Роберт всегда скучал. Нелла была не особенно хорошенькой — каштановые волосы, карие глаза, худенькая фигурка. Он не любил кино и терпеть не мог карт. Ее мать он считал дурой, а сестру — идиоткой. Он не понимал, почему он все ходит и ходит к ним.
В этот вечер Нелла спросила:
— Вам нравится, как я уложила волосы?
— Да, — сказал он, — нравится. Они теперь короче или длиннее?
— Намного короче. Я так и знала, что вы не заметите.
— Нет, я вижу, что они причесаны красиво.
Она улыбнулась и постучала колодой по ладони (он вспомнил, как Старик стучал телефонной трубкой по ладони, досадуя на человеческую глупость).
— Роберт, вы никогда не думали о своем будущем?
— Нет, — сказал он. — Кажется, нет.
— Не могли бы вы найти работу получше?
Он уставился на зеленые гроздья под потолком беседки.
— Старик… то есть мистер Оливер, не захочет, чтобы я ушел от него.
— Вы его родственник? — Ее взгляд сказал ему, что Старик слывет в городе богачом.
— Нет, — твердо ответил он. — Не родственник. Но он хорошо ко мне относится.
— А виноград можно рвать прямо с качелей, — сказала Нелла. — Конечно, осенью, когда он поспеет.

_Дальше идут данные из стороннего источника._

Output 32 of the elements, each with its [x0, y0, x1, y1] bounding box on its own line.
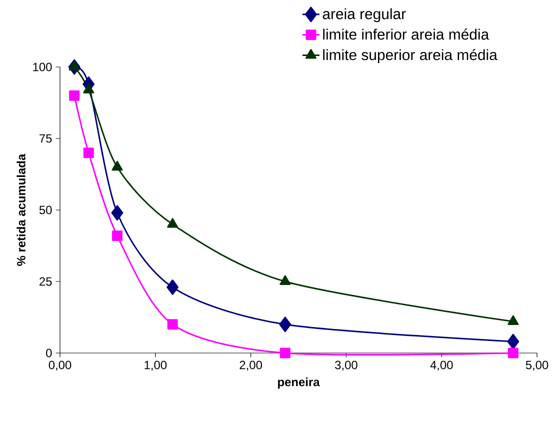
y-tick-label: 0	[46, 348, 52, 358]
y-axis-title: % retida acumulada	[16, 154, 26, 266]
point	[280, 348, 290, 358]
point	[166, 279, 179, 295]
x-tick-label: 2,00	[240, 360, 262, 371]
point	[279, 316, 292, 332]
legend-label: areia regular	[322, 8, 406, 22]
point	[508, 315, 519, 326]
x-tick-label: 1,00	[144, 360, 167, 371]
point	[507, 334, 520, 350]
x-tick-label: 0,00	[48, 360, 72, 371]
point	[69, 90, 80, 101]
x-tick-label: 5,00	[526, 360, 548, 371]
legend-label: limite inferior areia média	[323, 28, 490, 40]
point	[83, 84, 94, 94]
point	[280, 275, 291, 285]
y-tick-label: 100	[33, 62, 52, 72]
point	[83, 148, 94, 158]
point	[68, 60, 80, 70]
legend-label: limite superior areia média	[323, 49, 498, 64]
point	[111, 205, 124, 221]
point	[112, 230, 122, 241]
y-tick-label: 75	[40, 134, 52, 143]
point	[167, 218, 178, 228]
y-tick-label: 50	[39, 206, 52, 214]
x-tick-label: 4,00	[430, 360, 453, 371]
point	[508, 348, 518, 358]
x-axis-title: peneira	[278, 377, 320, 389]
point	[112, 160, 123, 171]
x-tick-label: 3,00	[335, 360, 358, 371]
point	[167, 319, 178, 330]
y-tick-label: 25	[40, 277, 52, 286]
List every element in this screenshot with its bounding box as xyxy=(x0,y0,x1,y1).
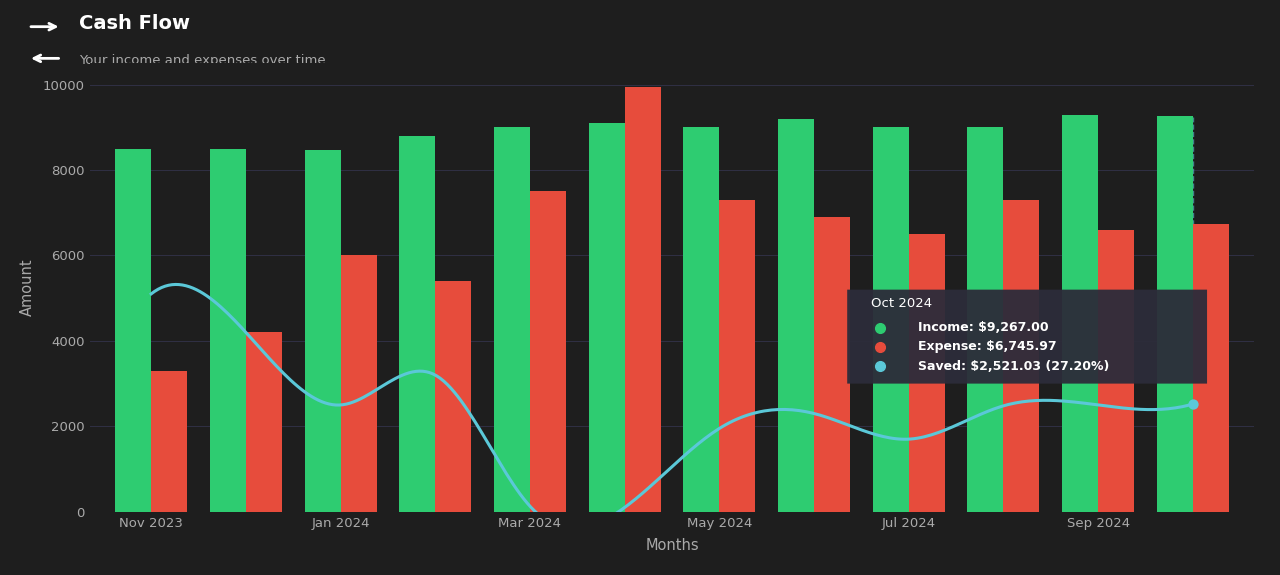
Bar xyxy=(246,332,282,512)
Bar xyxy=(719,200,755,512)
Text: Expense: $6,745.97: Expense: $6,745.97 xyxy=(918,340,1057,354)
Bar xyxy=(909,234,945,512)
Bar xyxy=(778,119,814,512)
Bar xyxy=(1062,114,1098,512)
FancyBboxPatch shape xyxy=(847,290,1207,384)
Bar xyxy=(1098,230,1134,512)
Bar xyxy=(625,87,660,512)
Bar xyxy=(1004,200,1039,512)
Bar xyxy=(530,191,566,512)
Bar xyxy=(873,127,909,512)
Text: Your income and expenses over time: Your income and expenses over time xyxy=(79,53,326,67)
Bar xyxy=(589,123,625,512)
Text: Saved: $2,521.03 (27.20%): Saved: $2,521.03 (27.20%) xyxy=(918,359,1110,373)
X-axis label: Months: Months xyxy=(645,538,699,553)
Y-axis label: Amount: Amount xyxy=(19,259,35,316)
Bar xyxy=(151,371,187,512)
Text: Oct 2024: Oct 2024 xyxy=(870,297,932,311)
Bar xyxy=(968,127,1004,512)
Bar xyxy=(399,136,435,512)
Bar xyxy=(210,149,246,512)
Bar xyxy=(1193,224,1229,512)
Bar xyxy=(684,127,719,512)
Point xyxy=(1183,400,1203,409)
Bar xyxy=(305,150,340,512)
Bar xyxy=(435,281,471,512)
Bar xyxy=(494,127,530,512)
Bar xyxy=(1157,116,1193,512)
Bar xyxy=(340,255,376,512)
Text: Cash Flow: Cash Flow xyxy=(79,14,191,33)
Text: Income: $9,267.00: Income: $9,267.00 xyxy=(918,321,1048,334)
Bar xyxy=(814,217,850,512)
Bar xyxy=(115,149,151,512)
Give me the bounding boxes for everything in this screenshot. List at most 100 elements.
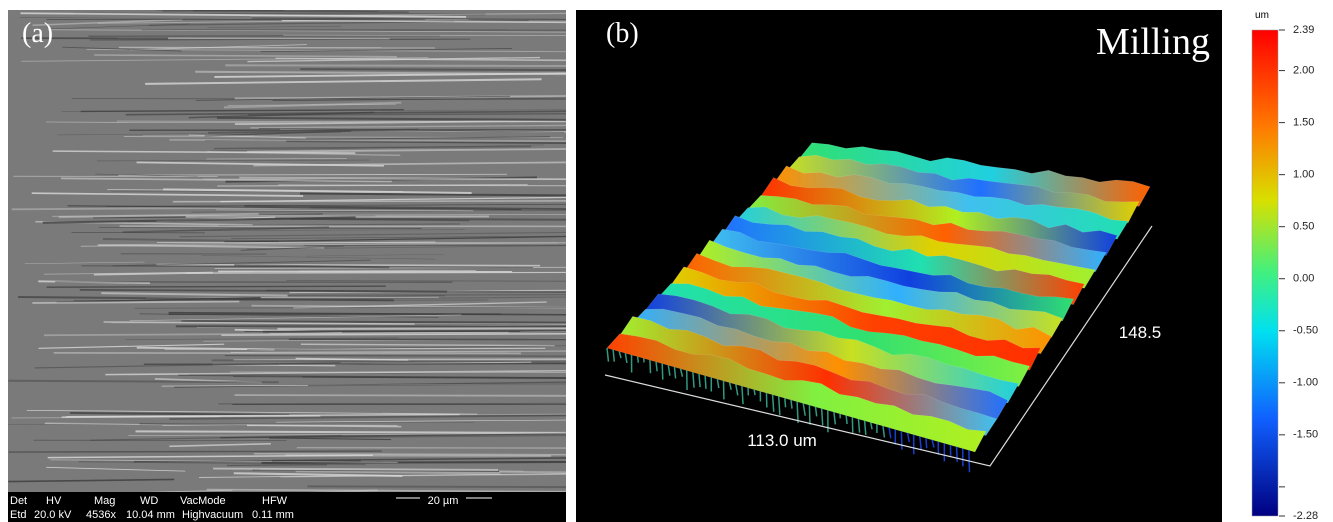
- streak: [224, 355, 566, 357]
- streak: [38, 280, 150, 284]
- streak: [61, 109, 566, 112]
- streak: [307, 383, 566, 387]
- info-value: Highvacuum: [182, 509, 243, 521]
- streak: [136, 346, 275, 351]
- sem-image: [8, 10, 566, 522]
- streak: [179, 231, 566, 238]
- streak: [96, 159, 370, 162]
- streak: [52, 213, 566, 217]
- surface-spike: [869, 422, 873, 430]
- streak: [290, 218, 470, 222]
- streak: [169, 138, 566, 143]
- streak: [38, 343, 225, 349]
- streak: [272, 97, 566, 102]
- surface-strip: [683, 253, 1052, 355]
- surface-spike: [716, 379, 720, 389]
- info-value: 4536x: [86, 509, 116, 521]
- streak: [122, 226, 329, 233]
- streak: [52, 150, 356, 154]
- streak: [31, 192, 304, 197]
- streak: [48, 23, 189, 30]
- streak: [26, 409, 478, 415]
- streak: [211, 359, 566, 364]
- streak: [106, 203, 566, 207]
- streak: [295, 470, 501, 475]
- streak: [169, 442, 271, 448]
- streak: [8, 478, 175, 483]
- streak: [70, 411, 290, 416]
- streak: [97, 18, 469, 24]
- streak: [156, 263, 541, 267]
- streak: [246, 245, 566, 250]
- streak: [234, 119, 566, 126]
- tick-label: -0.50: [1293, 325, 1318, 337]
- surface-spike: [649, 360, 652, 374]
- streak: [253, 161, 566, 167]
- streak: [204, 130, 352, 137]
- surface-spike: [857, 419, 861, 433]
- streak: [286, 140, 566, 145]
- streak: [224, 235, 566, 243]
- surface-strip: [696, 239, 1063, 338]
- surface-spike: [919, 436, 922, 450]
- surface-strip: [670, 266, 1042, 371]
- streak: [250, 12, 566, 17]
- surface-strip: [632, 308, 1009, 420]
- streak: [251, 304, 566, 309]
- streak: [169, 414, 566, 420]
- tick-label: 2.00: [1293, 64, 1314, 76]
- info-value: Etd: [10, 509, 27, 521]
- streak: [50, 459, 398, 463]
- tick-label: -2.28: [1293, 510, 1318, 522]
- surface-spike: [753, 389, 756, 396]
- surface-spike: [655, 361, 658, 372]
- streak: [98, 241, 436, 246]
- streak: [203, 178, 566, 180]
- streak: [300, 343, 555, 347]
- streak: [61, 177, 392, 183]
- scale-bar-label: 20 µm: [428, 495, 459, 507]
- streak: [47, 454, 373, 459]
- streak: [247, 113, 566, 116]
- streak: [90, 38, 471, 41]
- surface-spike: [667, 365, 671, 376]
- streak: [247, 345, 566, 350]
- surface-spike: [728, 382, 732, 390]
- streak: [46, 466, 186, 472]
- surface-strip: [734, 206, 1096, 289]
- info-value: 10.04 mm: [126, 509, 175, 521]
- surface-spike: [618, 351, 622, 359]
- streak: [233, 472, 403, 478]
- surface-spike: [661, 363, 664, 380]
- streak: [234, 394, 566, 397]
- streak: [93, 271, 213, 276]
- surface-spike: [679, 368, 684, 377]
- streak: [223, 101, 402, 109]
- streak: [24, 261, 145, 264]
- streak: [286, 280, 566, 282]
- streak: [217, 296, 566, 301]
- streak: [276, 419, 566, 423]
- surface-spike: [820, 408, 824, 426]
- surface-spike: [606, 347, 610, 362]
- panel-label: (a): [22, 18, 53, 49]
- streak: [281, 19, 566, 24]
- surface-strip: [619, 316, 998, 436]
- streak: [269, 331, 566, 335]
- streak: [205, 136, 550, 142]
- info-header: Det: [10, 495, 27, 507]
- streak: [46, 285, 386, 288]
- streak: [227, 464, 328, 467]
- streak: [251, 17, 566, 20]
- streak: [8, 450, 382, 453]
- info-header: HV: [46, 495, 62, 507]
- streak: [258, 128, 565, 133]
- streak: [218, 223, 461, 227]
- streak: [67, 205, 522, 211]
- tick-label: -1.50: [1293, 429, 1318, 441]
- surface-spike: [802, 403, 806, 416]
- streak: [293, 301, 547, 309]
- streak: [307, 485, 566, 489]
- streak: [252, 469, 500, 472]
- streak: [269, 434, 566, 439]
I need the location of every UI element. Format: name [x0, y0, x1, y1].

— Очень удобно, — вежливо сказал он.
— Серьезно, Роберт, вам было бы лучше приобрести какую-нибудь профессию.
— Но мне и так хорошо.
— Вот как мой двоюродный брат Ноэль Делашез. Он окулист. Или как папа.
— Ну, — сказал он. — Ну…
В этот вечер он ушел раньше обычного — его одолевала дремота.
— Поедем в субботу в Милнеберг.
Она надула губы.
— Вы ведь знаете, что мама не пускает меня в такие места.
— Ну, тогда в Испанский форт. Я попрошу у Старика на субботу его большую машину.
Но она все равно не была довольна.
— Свободный вечер в субботу, как у приказчика из обувного магазина.
Он засмеялся:
— Вот именно.
В субботу они поехали кататься — мать Неллы, ее сестра и она сама. Они тряслись в огромном новом «паккарде» Старика вдоль Нового канала, а кругом сгущались сумерки. Едва Роберт усадил их в машину, как его, точно туман, начала обволакивать скука. От их бессвязной болтовни этот туман сгущался и сгущался, пока не окутал его, словно толстое одеяло.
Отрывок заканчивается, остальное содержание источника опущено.